It may seem like science fiction from an episode of the once popular futuristic cartoon series The Jetsons, but virtual doctor visits are now here. As chronicled in a recent New York Times article, insurers are now rolling out services where patients can interact with physicians via webcams and receive treatment for minor illnesses. Obviously, the insurance companies are motivated by lower costs–however, with a soon-to-be flooded healthcare system in the US today, virtual consults may also be able to ease the primary care shortage. However, these novel doctor-patient relationships are not without controversy. Many physicians warn of the incompleteness of the evaluation without a physical exam. Government regulators worry over the lack of oversight–in fact, only 13 states actually recognize virtual visits as a true doctor patient interaction allowing the physician to prescribe drug therapy. Many attorneys see this as an opportunity for even more lucrative (and frivolous, in my opinion) malpractice litigation. But, ultimately, we must find new ways to simultaneously decrease healthcare costs, improve outcomes and reach the millions of Americans who desperately need medical attention.
The idea of webcam medical visits is not a new one. Many doctors in remote locations have used virtual consults to help make diagnoses. In a recent bestselling book, Nantucket surgeon Dr Timothy Lepore writes about using electronic visits with specialists in Boston to help triage patients for medical evacuation to the mainland. In this particular application of virtual medicine, a specialist or colleague is used to provide a second opinion; the patient is still under the direct care of a physician who is present at the bedside. However, the virtual consult proves critical in the decision of whether or not the patient should be flown to Boston for more advanced care (at significant expense). I believe that webcam visits, when used in this context, can meet the goal of significantly decreasing unnecessary expense while at the same time improving care and impacting outcome. Moreover, specialists are able to support general surgeons, family physicians and internists in underserved areas on a routine basis. Rather than waiting for a cardiologist to show up to see patients in person once a month on the island, the cardiologist can see patients daily via virtual visits. Care becomes more efficient and remains centralized through the primary care provider.

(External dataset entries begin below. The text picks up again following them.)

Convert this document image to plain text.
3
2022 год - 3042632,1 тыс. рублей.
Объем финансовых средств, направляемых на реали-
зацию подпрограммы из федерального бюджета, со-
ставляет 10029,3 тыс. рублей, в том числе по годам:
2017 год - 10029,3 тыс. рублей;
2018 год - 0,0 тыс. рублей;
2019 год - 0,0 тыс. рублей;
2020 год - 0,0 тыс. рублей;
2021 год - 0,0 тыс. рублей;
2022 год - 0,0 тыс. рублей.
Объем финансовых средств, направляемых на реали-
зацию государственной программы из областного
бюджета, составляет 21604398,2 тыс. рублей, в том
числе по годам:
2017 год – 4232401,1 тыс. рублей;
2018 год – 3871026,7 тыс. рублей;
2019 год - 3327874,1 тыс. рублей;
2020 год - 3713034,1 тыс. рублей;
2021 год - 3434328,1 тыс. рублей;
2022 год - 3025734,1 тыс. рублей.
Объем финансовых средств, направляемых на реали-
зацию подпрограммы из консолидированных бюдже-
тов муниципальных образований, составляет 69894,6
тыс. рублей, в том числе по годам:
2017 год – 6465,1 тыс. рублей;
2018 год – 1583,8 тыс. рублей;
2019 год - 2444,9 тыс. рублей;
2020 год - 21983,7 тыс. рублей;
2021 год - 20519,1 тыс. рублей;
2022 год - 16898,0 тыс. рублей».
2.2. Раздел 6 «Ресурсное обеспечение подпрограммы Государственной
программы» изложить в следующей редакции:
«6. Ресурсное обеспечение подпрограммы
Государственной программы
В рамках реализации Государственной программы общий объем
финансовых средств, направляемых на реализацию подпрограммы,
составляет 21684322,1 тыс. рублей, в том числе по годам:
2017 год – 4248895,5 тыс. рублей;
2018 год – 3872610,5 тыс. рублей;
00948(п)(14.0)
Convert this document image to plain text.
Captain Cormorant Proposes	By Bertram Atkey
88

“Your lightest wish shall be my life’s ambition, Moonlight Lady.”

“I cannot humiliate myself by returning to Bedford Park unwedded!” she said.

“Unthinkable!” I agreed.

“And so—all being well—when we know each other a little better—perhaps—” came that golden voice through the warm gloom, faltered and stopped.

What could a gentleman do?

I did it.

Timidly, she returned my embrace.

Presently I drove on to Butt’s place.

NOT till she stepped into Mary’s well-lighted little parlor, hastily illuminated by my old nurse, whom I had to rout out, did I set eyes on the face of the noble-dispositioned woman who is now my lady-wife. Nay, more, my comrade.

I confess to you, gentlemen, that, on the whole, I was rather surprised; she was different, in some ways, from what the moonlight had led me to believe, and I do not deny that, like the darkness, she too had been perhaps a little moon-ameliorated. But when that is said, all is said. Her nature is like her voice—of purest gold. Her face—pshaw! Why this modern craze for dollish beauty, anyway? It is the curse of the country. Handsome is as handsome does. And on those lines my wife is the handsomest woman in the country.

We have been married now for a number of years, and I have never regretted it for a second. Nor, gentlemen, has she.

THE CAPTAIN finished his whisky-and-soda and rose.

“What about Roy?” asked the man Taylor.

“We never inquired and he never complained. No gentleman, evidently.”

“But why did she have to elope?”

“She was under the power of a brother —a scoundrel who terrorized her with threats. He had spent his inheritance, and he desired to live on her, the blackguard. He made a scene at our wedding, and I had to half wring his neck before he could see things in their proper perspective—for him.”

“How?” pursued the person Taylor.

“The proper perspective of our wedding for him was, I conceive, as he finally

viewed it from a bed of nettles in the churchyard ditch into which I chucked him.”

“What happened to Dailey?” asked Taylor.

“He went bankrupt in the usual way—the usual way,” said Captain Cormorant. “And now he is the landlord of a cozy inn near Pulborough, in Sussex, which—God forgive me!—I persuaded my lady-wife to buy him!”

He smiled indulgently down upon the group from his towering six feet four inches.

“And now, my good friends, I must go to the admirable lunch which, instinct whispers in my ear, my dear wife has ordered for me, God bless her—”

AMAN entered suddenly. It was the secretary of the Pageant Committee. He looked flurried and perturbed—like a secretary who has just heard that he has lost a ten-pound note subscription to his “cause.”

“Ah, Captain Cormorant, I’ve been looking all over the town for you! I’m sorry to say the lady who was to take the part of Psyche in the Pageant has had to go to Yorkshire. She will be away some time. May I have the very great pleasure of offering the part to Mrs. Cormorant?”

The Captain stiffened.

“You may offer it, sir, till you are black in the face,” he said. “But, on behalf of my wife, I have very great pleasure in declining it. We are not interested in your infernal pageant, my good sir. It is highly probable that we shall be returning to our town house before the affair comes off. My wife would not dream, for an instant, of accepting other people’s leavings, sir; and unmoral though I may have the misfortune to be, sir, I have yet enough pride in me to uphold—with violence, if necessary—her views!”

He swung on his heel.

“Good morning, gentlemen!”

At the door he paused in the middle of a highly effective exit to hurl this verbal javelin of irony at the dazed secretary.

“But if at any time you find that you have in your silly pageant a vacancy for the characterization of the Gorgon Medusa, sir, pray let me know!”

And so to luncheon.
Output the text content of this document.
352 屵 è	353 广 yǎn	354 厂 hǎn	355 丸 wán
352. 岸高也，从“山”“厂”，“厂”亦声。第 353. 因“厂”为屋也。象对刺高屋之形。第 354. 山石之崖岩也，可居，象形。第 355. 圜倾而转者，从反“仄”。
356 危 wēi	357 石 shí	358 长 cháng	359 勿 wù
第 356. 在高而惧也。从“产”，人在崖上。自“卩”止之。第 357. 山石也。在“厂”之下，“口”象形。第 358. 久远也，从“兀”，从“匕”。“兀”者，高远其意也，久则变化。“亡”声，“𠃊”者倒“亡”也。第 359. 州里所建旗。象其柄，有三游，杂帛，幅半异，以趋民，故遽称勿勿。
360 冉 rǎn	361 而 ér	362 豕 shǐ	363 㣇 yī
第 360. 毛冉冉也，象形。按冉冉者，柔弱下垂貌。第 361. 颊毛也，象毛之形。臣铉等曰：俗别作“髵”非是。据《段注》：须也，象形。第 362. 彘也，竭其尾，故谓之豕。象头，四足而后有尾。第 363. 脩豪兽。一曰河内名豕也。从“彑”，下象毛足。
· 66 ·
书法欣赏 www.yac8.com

In contrast there are other things about remote physician visits that are less than ideal. In my previous blogs, I have written about the critical nature of the doctor-patient relationship. It has been shown in many different studies that engagement of patients in their own healthcare clearly impacts outcomes. I worry that in routine visits with a virtual doctor that no real engagement can occur. Regardless of all the fancy bells and whistles now available to physicians, the practice of medicine remains a very personal and human relationship. Eye contact, gentle touch, non verbal cues and body language–all important in a human relationship–do not translate well to a virtual visit. Much of the art of medicine is found in the relationship between doctor and patient. In all fairness, there are ways that relationships can be built via virtual visits–regular webcam “appointments” with the same provider will go a long way to making the best of the lack of physical presence. Just as in a regular doctor visit, follow up is critical to success. From a diagnostic side, much information can be gleaned from the physical exam. In a virtual visit, observation is still possible but there is no way to place a stethoscope on the chest or to palpate the abdomen. Many of my mentors in medical school stated many times over my years of training that “80% of diagnosis in medicine is the history and physical exam”. This lack of a physical exam cannot be bridged or replaced without a physician at the bedside.
As in most areas of medicine, government regulation will be looking to play a major role in virtual medicine. Currently only 13 states recognize webcam visits as an actual physician encounter. In order for for a physician to legally prescribe a medicine, a well documented visit must occur. For virtual doctor visits to be a viable option, legislation must address these types of visits. In addition, medicare and other third party payors must be given guidelines and codes (yes, more codes) in order for billing and reimbursement to occur. For physicians, particularly in this time of declining reimbursements, adequate compensation for time spent in virtual office visits and consultations must be quantified, defined and approved by both insurance companies and government agencies alike.
Lastly, we must deal proactively with the inevitable litigation that will come with webcam or virtual physician encounters. I am certain that the trial lawyers out there are already looking into ways in which virtual physicians can be sued. In order to have any opportunity to curtail healthcare costs and implement remote medicine, we must continue to push for tort reform and limit the activities of litigation-happy attorneys. That topic, however, is much too big to address here–it will require its own blog entry altogether.
Ultimately, I believe that virtual medicine and webcam consultations will be an important part of medicine in the future. However, there are many challenges that must be faced as we implement these new technologies. Most importantly, we must preserve the art of medicine and continue to provide excellent patient care. Physicians, insurance companies, government agencies (and even trial lawyers) must work together to make these new innovations both possible and cost effective.